Each result is inserted individually. If the same URL already exists for that query, the row is ignored – this is the built‑in deduplication.
Use --no-dedup to force all results to be stored, even if they are duplicates.
Resuming a Batch
--resume reads all queries with status pending or failed from the database.
Those queries are re‑executed, and their status is updated accordingly. Completed queries are skipped.

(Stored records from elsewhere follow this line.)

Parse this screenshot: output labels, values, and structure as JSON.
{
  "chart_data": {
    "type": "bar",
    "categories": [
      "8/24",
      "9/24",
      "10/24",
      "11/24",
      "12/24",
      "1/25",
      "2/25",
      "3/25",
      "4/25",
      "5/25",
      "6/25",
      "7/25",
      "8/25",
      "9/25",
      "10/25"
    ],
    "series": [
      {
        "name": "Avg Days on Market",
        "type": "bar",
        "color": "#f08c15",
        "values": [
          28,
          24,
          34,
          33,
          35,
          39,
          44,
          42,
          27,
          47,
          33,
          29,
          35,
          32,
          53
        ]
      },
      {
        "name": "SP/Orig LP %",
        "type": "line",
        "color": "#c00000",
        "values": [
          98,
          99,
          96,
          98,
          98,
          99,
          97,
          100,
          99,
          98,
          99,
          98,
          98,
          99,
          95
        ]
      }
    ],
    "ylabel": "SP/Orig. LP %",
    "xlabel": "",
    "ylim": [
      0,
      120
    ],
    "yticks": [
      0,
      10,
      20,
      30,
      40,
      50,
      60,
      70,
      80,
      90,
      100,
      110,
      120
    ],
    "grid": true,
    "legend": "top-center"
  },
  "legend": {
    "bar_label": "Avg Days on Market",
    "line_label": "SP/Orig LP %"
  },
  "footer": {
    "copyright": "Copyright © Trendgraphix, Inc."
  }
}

This allows you to recover from a crash or an intentional pause without repeating work.
Search History
--history simply prints a table of all queries stored in the database, along with their status and timestamps. It gives you an overview of past activity.
Exporting Data
--export-db <file> joins the queries and results tables and writes:
- A JSON file containing a dictionary {query_text: [results]}, or
- A CSV file with columns query_text, title, href, body.
The format is auto‑detected from the file extension.
Thread Safety
The database uses SQLite’s WAL (Write‑Ahead Logging) mode and proper locking, so it is safe for concurrent access during multi‑threaded batch processing.

This persistent storage makes AtDork suitable for long‑running engagements, audit trails, and professional reporting.